Safety-net hospitals, those that care for vulnerable and poor populations, performed more poorly in patient-reported experiences compared with nonsafety-net hospitals, according to results of a recent study [Arch Intern Med. doi:10.1001/archinternmed.2012.3158]. The gaps in measures used to score performance were large and increased over time.

Hospital reimbursements are increasingly based on their performance on value-based purchasing (VBP) metrics, a program run by the Centers for the Medicare & Medicaid Services. Improving patient experience is becoming a larger priority for all hospitals, but may be especially important for safety-net hospitals as high performance under VBP will be crucial to their economic viability.

Researchers conducted a study using data from the Hospital Consumer Assessment of Healthcare Providers and Systems (HCAHPS) survey, which VBP metrics are based on, and Disproportionate Share Hospital (DSH) index data to better understand to what degree being a safety-net hospital was associated with worse performance, apart from hospital characteristics out of the hospital’s control. The data were from 3096 hospitals.

HCAHPS survey data consisted of information related to patient experiences during hospitalization for a medical or surgical condition and were grouped by composite quality measures: communication with physicians and nurses, communication regarding medications, quality of nursing services, presence of discharge planning, pain management, cleanliness, and quietness of the hospital.

Additionally, patients were asked to provide an overall rating of the hospital on a scale from 0 to 10 and if they would recommend the hospital to family and friends. American Hospital Association survey data were used to obtain hospital characteristics such as size and location. The primary outcome measure of the study was patient-reported overall hospital rating; secondary outcome measures were each of the individual composite measures. Generalized linear regression models were among those used in the researchers’ analysis.

The researchers found safety-net hospitals were more likely to be located in the South and West (P<.001 for both) and have fewer Medicare patients and more Medicaid and black patients than other hospitals. Hospitals with higher DSH index scores were associated with worse performance on overall hospital rating.

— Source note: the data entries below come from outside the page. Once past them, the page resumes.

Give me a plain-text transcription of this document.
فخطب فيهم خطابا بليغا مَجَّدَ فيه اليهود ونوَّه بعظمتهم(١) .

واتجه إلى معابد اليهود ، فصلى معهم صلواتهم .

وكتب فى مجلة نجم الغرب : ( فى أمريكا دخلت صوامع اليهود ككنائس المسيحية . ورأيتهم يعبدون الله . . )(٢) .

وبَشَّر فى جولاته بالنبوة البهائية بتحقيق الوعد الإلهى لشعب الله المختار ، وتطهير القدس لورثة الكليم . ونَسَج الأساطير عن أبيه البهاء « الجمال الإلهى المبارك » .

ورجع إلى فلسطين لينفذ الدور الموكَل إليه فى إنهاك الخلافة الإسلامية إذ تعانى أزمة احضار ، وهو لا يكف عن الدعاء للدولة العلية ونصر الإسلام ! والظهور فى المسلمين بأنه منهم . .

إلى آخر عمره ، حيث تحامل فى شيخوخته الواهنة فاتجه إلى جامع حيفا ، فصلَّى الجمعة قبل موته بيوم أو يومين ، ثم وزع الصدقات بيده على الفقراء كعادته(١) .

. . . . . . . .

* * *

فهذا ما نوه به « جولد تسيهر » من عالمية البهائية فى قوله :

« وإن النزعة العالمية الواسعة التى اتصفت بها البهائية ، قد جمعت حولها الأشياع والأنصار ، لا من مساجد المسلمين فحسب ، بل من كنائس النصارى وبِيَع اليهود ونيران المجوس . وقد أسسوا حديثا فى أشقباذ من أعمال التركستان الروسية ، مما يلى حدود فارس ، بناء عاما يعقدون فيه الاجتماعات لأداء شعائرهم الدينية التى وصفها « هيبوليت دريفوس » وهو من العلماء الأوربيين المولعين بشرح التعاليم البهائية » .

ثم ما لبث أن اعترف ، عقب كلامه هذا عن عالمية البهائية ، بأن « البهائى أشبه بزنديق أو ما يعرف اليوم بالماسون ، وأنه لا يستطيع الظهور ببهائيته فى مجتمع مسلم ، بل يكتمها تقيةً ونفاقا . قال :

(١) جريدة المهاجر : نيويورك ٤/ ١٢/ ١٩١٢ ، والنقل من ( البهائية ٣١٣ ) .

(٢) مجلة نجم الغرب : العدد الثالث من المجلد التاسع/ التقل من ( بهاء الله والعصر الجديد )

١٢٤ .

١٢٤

Results also showed that safety-net hospitals had the lowest HCAHPS scores on all measures of patient-reported experience with the exception of quietness of hospital environment.

In 2007, the beginning of the public reporting period, safety-net hospitals showed worse performance on overall hospital rating compared with nonsafety-net hospitals. All groups of hospitals improved over the next 3 years, however, the improvement was smaller among safety-net hospitals compared with nonsafety-net hospitals, resulting in a performance gap of 5.6% in 2010 versus 3.8% in 2007. The safety-net hospitals that improved more than the median tended to be larger facilities, for-profit institutions, and teaching hospitals, and served a smaller proportion of black patients.

The researchers also found 11% of safety-net hospitals achieved the median or above on all 8 HCAHPS measures of patient experience in 2010, and safety-net hospitals had a 60% lower chance of reaching the benchmark (odds ratio, 0.4; 95% confidence interval, 0.3-0.5; P<.001) compared with hospitals in the lowest DSH index quartile. Safety-net hospitals were also more likely not to score at or above the median on any of the 8 HCAHPS measures.

Study limitations included the inherently subjective nature of HCAHPS measures and the examination of data over a 4-year period, as it is possible efforts to improve hospital performance may take longer.